「じゃあ、出席を取る」
奥ちゃんが名簿を開いて名前を呼んでいく。
私は落ち着かない感じにソワソワしてしまう。
彼女の向けた視線が気になって仕方ないんだ。
私、彼女に睨まれる様な事をした覚えないんだけど。
どうして、睨まれたんだろう。
頬杖をついて、ボンヤリと正面を見据える。
「どうかしたのか?瑠樹」
隣の豪が声をかけてくる。
「あ、ううん。何でもない」
豪の幼馴染みに睨まれたなんて言えない。
「なら、いいけど。
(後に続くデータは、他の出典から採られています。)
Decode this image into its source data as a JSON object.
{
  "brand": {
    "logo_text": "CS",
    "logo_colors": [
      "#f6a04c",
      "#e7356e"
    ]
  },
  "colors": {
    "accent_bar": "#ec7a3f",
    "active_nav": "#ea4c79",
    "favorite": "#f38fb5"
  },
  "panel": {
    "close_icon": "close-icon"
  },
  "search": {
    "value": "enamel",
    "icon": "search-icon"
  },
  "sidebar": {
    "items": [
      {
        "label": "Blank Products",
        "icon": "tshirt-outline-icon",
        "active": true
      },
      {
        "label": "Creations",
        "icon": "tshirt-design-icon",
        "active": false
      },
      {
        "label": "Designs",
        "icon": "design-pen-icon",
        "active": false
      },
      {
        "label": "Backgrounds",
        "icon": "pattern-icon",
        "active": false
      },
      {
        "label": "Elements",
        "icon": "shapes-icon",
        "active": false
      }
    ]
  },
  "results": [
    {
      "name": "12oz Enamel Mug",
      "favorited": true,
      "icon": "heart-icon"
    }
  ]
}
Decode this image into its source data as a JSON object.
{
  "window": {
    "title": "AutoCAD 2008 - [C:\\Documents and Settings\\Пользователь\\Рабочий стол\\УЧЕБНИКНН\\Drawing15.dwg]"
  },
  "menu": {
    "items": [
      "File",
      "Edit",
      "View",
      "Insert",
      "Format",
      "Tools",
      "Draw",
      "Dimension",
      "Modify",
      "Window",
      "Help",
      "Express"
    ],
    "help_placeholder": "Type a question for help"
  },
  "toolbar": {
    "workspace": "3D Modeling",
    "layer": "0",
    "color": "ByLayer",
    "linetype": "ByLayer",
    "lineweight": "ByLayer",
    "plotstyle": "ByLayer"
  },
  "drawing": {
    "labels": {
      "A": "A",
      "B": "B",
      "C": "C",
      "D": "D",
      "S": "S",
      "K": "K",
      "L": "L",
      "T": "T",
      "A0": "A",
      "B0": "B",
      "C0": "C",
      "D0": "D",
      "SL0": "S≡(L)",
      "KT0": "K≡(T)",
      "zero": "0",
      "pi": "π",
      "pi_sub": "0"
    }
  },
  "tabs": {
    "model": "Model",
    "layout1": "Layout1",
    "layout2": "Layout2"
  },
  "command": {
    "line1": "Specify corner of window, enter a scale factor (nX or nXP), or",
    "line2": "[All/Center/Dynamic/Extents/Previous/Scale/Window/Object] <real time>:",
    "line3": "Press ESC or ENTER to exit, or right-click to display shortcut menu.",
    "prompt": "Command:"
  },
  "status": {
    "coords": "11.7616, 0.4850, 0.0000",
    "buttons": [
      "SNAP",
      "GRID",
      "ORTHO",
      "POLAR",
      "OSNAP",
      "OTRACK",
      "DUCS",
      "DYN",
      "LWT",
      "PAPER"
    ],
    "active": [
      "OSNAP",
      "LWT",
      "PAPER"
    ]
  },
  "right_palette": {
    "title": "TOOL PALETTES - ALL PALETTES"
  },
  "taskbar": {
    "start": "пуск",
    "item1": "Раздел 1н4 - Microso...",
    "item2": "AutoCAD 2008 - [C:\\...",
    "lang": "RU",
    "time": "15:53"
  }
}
何かあったら直ぐに言えよ」
「ん」
豪は優しいね。
豪に返事をしてから、何となく富田さんに目を向ける。
周囲の人達と仲良さそうに話してる。
さっきのは気のせいだったかな?
席を譲らなかった事を怒ったんだろうか?
やっぱり知り合いの側の方が安心するもんね。
私も転校した来た時は不安だったし。
咲留に言われて豪が側に居てくれたから独りにならずにすんだし。
やっぱり後で豪に言ってみようかな?
富田さんに席を譲るって。
知らない場所に一人で居るよりは、豪の側の方がいいはずだし。
私には桃子も楓も梅も居てくれるもん。
だけど、本当に...それで良いの?
良い子ちゃんになろうとしてる自分に問い掛ける。
やっぱり、豪と離れるのが寂しいと思う私が居るんだよ。
ずっとずっと一緒だったから都成じゃ無くなるのは...ちょっと寂しい。
あぁ、私、どうしたのかな?
なんだか、モヤモヤと変だ。
綺麗に微笑む富田さんから視線を逸らして窓の外へと目を向けた。
ほんと、どうしちゃったんだろう。
私が私じゃなくて、なんだか嫌だ。